Generate synthetic seed data to bootstrap each adapter:
```bash
pip install -r hf-endpoint/requirements.txt
python training/generate_examples.py --all --n 200 -o data/
# writes data/support.jsonl data/analytics.jsonl data/form.jsonl
```
Then fine-tune with your preferred PEFT trainer (TRL `SFTTrainer` works well):
```python
from trl import SFTTrainer, SFTConfig
from peft import LoraConfig
lora_cfg = LoraConfig(r=16, lora_alpha=32, target_modules=["q_proj","v_proj"])
trainer = SFTTrainer(
model=base_model,
args=SFTConfig(output_dir="./adapter-support", num_train_epochs=3),
train_dataset=support_dataset,
peft_config=lora_cfg,
)
trainer.train()
trainer.push_to_hub("your-org/adapter-support")
```
---
## ui_spec contract
The model emits one of these component shapes:
```jsonc
// form
{"component":"form","props":{"title":"...","fields":[{"name":"x","label":"X","type":"text","required":true}],"submitLabel":"Send"}}
// chart
{"component":"chart","props":{"title":"...","type":"bar","data":{"labels":["Jan","Feb"],"datasets":[{"label":"Revenue","data":[400,600]}]}}}
// card
{"component":"card","props":{"title":"...","body":"...","items":[{"label":"Status","value":"OK"}]}}
// table
{"component":"table","props":{"columns":["Name","Value"],"rows":[["Alpha",1],["Beta",2]]}}
```
The widget renders any of these interactively.

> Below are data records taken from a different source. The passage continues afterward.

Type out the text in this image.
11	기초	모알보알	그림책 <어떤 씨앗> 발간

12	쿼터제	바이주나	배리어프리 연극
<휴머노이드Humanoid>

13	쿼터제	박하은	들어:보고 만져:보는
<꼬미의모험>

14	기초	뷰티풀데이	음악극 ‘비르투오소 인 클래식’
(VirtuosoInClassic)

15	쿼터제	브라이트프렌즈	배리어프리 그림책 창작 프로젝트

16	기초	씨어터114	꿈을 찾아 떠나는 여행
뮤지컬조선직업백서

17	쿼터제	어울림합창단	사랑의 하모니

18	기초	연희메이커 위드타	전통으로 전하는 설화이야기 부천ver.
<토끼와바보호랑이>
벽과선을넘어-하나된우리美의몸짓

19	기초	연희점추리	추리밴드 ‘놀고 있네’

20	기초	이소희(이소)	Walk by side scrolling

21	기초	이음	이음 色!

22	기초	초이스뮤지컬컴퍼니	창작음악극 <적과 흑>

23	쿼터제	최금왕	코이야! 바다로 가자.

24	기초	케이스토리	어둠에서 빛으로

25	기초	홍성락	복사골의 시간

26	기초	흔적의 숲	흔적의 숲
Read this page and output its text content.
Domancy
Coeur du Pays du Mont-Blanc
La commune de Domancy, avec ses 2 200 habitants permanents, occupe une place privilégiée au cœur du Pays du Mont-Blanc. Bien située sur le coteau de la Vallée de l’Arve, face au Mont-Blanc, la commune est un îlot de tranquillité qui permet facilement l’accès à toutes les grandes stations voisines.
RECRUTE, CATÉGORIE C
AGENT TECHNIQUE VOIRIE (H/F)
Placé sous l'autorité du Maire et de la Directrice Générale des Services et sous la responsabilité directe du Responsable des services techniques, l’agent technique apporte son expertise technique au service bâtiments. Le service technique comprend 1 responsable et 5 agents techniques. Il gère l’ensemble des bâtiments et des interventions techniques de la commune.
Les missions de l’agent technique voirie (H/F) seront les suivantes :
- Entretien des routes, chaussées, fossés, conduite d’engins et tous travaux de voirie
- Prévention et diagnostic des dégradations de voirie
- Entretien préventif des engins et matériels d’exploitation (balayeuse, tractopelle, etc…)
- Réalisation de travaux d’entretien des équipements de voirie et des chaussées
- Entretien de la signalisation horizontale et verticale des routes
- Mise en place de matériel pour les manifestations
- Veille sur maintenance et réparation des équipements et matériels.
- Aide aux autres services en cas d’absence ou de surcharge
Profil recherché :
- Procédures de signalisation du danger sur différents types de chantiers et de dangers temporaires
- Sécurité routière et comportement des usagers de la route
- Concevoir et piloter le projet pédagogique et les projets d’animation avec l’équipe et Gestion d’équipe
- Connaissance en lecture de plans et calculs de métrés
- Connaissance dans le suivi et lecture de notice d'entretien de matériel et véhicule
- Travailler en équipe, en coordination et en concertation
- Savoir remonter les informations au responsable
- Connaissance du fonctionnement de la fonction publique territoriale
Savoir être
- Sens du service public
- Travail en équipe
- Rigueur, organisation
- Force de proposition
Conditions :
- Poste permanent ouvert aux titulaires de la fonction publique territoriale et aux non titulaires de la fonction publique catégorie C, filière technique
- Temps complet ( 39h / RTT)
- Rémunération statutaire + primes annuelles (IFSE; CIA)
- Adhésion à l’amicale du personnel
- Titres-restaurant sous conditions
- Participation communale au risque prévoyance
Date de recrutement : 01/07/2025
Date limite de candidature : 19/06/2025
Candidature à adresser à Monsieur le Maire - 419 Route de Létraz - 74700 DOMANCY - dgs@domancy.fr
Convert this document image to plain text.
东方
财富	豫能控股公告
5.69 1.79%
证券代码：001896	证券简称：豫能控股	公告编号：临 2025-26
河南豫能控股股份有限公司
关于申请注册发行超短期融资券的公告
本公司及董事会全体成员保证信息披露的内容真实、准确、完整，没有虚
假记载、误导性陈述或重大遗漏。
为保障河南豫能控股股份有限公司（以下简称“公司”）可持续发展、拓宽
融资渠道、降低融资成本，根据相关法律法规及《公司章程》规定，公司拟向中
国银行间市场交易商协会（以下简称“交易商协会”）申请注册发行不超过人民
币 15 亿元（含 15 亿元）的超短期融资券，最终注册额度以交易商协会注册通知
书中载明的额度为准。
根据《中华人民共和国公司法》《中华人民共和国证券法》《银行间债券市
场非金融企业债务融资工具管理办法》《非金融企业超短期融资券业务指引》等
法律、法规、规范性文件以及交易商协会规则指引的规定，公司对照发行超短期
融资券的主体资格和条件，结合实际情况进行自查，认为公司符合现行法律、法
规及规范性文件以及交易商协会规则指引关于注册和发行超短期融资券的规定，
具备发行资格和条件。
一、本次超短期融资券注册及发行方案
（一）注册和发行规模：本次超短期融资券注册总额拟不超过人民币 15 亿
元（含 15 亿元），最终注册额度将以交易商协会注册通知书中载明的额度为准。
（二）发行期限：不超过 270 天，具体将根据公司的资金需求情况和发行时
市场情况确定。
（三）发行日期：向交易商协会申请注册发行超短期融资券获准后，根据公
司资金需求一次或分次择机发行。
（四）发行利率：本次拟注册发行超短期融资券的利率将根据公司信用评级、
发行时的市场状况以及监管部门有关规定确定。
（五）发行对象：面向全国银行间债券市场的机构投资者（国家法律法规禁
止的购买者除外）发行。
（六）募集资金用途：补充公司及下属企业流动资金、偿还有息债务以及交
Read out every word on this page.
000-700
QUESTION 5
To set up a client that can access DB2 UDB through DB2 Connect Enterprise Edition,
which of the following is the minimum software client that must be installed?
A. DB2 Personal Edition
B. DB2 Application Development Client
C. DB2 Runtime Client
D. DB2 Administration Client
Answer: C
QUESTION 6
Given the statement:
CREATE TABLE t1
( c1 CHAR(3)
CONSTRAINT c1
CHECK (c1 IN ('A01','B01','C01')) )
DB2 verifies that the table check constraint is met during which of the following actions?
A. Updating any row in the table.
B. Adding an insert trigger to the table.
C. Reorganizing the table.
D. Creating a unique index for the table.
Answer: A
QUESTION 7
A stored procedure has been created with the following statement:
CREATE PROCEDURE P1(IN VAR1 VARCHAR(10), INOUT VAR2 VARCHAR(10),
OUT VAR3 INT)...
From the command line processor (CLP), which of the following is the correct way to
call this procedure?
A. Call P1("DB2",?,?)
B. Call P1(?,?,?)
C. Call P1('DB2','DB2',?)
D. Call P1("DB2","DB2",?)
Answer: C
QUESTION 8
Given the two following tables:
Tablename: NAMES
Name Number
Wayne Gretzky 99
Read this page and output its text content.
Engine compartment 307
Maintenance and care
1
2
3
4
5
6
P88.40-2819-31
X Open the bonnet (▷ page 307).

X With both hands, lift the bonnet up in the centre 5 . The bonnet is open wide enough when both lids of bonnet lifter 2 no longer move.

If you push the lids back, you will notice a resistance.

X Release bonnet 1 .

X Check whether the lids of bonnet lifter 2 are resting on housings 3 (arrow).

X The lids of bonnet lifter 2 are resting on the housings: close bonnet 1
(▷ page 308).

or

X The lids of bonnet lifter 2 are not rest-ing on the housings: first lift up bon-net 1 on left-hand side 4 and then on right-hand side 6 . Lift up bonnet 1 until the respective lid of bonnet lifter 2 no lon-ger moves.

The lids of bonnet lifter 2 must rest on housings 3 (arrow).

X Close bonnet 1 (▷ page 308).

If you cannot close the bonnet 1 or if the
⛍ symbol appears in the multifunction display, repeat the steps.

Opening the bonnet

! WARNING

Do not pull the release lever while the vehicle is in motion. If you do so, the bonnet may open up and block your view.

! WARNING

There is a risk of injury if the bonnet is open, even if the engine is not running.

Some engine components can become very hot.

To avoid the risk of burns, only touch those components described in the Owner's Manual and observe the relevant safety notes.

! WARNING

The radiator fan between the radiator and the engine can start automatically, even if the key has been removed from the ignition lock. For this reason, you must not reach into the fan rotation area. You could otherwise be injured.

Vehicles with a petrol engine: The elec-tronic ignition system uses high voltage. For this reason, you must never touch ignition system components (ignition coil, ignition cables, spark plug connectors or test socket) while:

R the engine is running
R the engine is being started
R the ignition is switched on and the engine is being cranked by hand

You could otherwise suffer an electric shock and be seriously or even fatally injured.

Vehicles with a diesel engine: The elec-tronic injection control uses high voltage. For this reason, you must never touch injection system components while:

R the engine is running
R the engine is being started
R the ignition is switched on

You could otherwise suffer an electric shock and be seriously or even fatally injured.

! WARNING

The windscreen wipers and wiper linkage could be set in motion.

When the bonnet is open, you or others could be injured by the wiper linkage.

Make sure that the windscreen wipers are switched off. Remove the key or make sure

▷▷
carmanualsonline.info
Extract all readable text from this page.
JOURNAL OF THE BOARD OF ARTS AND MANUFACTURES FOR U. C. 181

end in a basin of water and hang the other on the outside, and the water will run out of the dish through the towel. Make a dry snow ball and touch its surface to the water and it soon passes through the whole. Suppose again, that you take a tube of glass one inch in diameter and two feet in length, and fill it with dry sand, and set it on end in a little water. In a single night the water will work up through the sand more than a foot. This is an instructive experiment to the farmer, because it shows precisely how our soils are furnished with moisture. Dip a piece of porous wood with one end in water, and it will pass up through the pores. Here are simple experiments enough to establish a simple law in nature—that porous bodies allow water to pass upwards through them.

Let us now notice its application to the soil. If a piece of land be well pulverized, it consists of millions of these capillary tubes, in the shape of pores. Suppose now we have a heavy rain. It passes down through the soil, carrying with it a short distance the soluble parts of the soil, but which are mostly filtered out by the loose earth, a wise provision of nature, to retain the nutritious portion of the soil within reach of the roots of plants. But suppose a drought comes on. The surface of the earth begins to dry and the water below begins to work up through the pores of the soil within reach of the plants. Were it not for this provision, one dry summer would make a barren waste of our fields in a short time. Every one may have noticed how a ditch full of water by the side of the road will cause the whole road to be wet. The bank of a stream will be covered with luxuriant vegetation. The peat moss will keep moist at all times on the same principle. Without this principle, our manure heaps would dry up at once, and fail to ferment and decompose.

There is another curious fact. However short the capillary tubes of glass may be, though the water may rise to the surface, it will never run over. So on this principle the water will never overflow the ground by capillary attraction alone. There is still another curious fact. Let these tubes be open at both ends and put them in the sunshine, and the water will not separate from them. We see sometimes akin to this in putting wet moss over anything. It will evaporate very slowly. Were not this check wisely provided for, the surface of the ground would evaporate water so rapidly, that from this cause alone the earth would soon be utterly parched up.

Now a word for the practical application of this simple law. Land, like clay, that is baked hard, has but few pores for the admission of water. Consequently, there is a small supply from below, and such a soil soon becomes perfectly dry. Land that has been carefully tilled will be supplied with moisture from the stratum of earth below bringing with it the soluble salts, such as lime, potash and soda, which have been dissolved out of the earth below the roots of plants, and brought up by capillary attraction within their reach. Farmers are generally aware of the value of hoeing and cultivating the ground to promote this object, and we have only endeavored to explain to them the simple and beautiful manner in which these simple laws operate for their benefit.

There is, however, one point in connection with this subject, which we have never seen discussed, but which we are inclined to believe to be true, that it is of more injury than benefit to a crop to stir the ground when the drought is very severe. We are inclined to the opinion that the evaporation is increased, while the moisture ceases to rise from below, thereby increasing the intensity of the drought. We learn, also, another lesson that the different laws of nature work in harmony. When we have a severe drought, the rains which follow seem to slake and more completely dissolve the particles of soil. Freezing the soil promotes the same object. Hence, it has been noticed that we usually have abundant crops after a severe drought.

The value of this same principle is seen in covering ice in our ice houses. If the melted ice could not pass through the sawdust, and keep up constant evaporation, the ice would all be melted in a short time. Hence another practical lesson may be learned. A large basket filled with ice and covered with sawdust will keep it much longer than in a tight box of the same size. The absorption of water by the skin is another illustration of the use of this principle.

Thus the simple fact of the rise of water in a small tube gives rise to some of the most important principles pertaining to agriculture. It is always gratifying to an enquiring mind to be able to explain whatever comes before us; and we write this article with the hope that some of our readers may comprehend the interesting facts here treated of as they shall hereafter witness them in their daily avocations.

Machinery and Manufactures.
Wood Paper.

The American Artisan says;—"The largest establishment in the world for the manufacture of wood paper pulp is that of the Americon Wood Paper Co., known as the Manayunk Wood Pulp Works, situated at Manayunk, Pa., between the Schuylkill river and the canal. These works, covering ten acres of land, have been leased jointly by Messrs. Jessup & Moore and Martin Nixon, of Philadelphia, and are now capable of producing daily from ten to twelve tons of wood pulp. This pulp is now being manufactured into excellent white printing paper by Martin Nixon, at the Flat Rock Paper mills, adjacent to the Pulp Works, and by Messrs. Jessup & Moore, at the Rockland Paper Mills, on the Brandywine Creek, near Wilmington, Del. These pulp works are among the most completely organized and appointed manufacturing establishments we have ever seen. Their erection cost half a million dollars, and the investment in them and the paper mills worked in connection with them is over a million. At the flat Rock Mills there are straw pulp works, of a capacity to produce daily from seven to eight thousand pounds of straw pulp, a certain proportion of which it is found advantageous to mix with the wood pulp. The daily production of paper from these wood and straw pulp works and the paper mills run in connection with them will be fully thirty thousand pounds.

Path A degrades each to markdown via `lib/markdown_renderer.py`.
---
## Routing
The heuristic router (`lib/router.py`) scores keywords in the last user turn:
| Adapter | Triggers |
|---------|---------|
| `support` | error, help, issue, bug, broken, fix … |
| `analytics` | chart, graph, trend, metric, dashboard … |
| `form` | form, fill, submit, register, sign up … |
Pass `mode` explicitly to override. Default is `support`.